Public Chapter 695, which Tennessee Governor Bill Lee signed into law in April, recently became effective on July 1, 2024. This law represents a continuation of efforts by the Tennessee Bankers Association (“TBA”) Trust Committee to maintain Tennessee’s status as a top jurisdiction for creating and administering trusts. Such legislative updates help attract interest in Tennessee from wealth planners across the nation.
The new legislation makes several updates to the Tennessee Trust Code. These include a new streamlined process for appointing trust advisors and creating a directed trust structure, clarifying the applicable rule against perpetuities for trusts established in other states, enhancements to the virtual representation statutes, and clarifying the effect on control of a private trust company when the trustee changes. The legislation also creates a new family entity structure within the Tennessee Revised Uniform Partnership Act.
In 2023, the Tennessee Trust Code was updated to allow a person that has the authority to appoint a successor trustee (“trustee appointer”) to effectively establish a directed trust by appointing additional trustees and allocating separate and distinct fiduciary responsibilities among them. In such a case, a corporate trustee might be given the administrative and possibly the distribution responsibilities of the trust, while an individual co-trustee might be given responsibility for the trust’s investments. Now, the statute, at Tenn. Code Ann. § 35-15-716, has been expanded further to give the trustee appointer the authority to appoint trust advisors and trust protectors and allocate various powers, “including the power to direct or prevent certain actions of the trustees.”
The trust legislation also helps clarify the applicable perpetuities period for trusts created in other jurisdictions that are transferred to Tennessee for administration. In such cases, the foreign jurisdiction may have allowed a shorter or longer period than Tennessee’s 360-year limit for trusts. Now, when a trust is moved to Tennessee, the following applies:
- If trust instrument doesn’t contain a state jurisdiction provision, then the term is the least of (i) 360 years from the date of creation of the trust, (ii) the period stated in the trust instrument, or (iii) the period governing under the law of the foreign jurisdiction; or
- If the trust does contain a state jurisdiction provision, then the term is (i) the lesser of the period stated in the trust, or (ii) the period governing under the law provided in the state jurisdiction provision
As indicated above, other changes to the Tennessee Trust Code include updates to the virtual representation statute at Tenn. Code Ann. § 35-15-303, and to private trust company (“PTC”) regulations. Regarding virtual representation, the legislation adds clarity for determining the priority of persons desiring to bind and represent minor or unborn descendants when there is disagreement, such as in the case of divorced parents. The legislation also expands the list of persons who may bind and represent an incapacitated adult, so long as a disinterested trustee is serving. Regarding PTCs, the legislation clarifies that a change in trusteeship, including the addition of a co-trustee, does not constitute a change in control under banking regulations, and therefore doesn’t impact the PTC’s exemption from other trust and banking regulations.
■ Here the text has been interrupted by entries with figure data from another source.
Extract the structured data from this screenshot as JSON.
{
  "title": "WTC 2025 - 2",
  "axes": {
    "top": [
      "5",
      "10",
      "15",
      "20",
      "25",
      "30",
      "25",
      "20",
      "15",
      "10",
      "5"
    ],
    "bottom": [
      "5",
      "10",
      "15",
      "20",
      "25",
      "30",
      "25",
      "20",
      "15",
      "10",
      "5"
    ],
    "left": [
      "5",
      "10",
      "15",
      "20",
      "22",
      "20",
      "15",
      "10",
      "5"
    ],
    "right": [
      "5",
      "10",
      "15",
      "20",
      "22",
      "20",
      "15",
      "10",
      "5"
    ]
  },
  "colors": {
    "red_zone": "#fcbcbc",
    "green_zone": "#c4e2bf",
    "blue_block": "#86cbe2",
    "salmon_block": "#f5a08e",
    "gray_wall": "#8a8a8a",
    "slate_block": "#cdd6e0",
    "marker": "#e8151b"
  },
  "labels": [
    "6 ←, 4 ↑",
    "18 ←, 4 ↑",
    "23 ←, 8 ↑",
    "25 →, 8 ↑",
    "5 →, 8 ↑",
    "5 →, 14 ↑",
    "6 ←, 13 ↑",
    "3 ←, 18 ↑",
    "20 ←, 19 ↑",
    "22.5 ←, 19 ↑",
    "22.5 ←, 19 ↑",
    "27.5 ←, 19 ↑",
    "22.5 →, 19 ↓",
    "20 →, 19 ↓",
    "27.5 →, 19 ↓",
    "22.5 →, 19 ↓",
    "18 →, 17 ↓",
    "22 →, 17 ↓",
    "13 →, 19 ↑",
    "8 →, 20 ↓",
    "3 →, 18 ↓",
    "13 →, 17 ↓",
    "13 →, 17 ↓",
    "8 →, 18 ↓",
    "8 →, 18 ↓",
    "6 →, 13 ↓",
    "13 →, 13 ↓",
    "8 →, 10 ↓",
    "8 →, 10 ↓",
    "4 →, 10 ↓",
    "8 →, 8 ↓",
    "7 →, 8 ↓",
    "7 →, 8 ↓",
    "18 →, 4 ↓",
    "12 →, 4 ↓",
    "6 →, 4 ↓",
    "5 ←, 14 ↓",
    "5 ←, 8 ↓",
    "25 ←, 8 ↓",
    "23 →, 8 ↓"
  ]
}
Lastly, the TBA’s trust legislation creates a “family partnership,” as a new form of general partnership under the Tennessee Revised Uniform Partnership Act. With the onset of the Corporate Transparency Act and for other reasons, planners have seen increased interest in general partnerships. The “family partnership” must be subject to a written partnership agreement entered into, or amended with consent of all partners, on or after July 1, 2024, and in which members of the same family hold, in the aggregate, at least fifty percent (50%) of the interests in the partnership’s profits or capital. The idea is that this structure will not only avoid certain requirements associated with registered business entities (e.g., limited liability companies), but still qualify for valuation discounts used in estate planning.
As with prior TBA trust legislation, these changes reflect Tennessee’s recognition of the importance of modernized trust laws, including statutory flexibility in trust administration. Pendleton Square Trust Company, Inc. welcomes the opportunity to work with families and their trusted advisors in navigating Tennessee’s updated trust laws.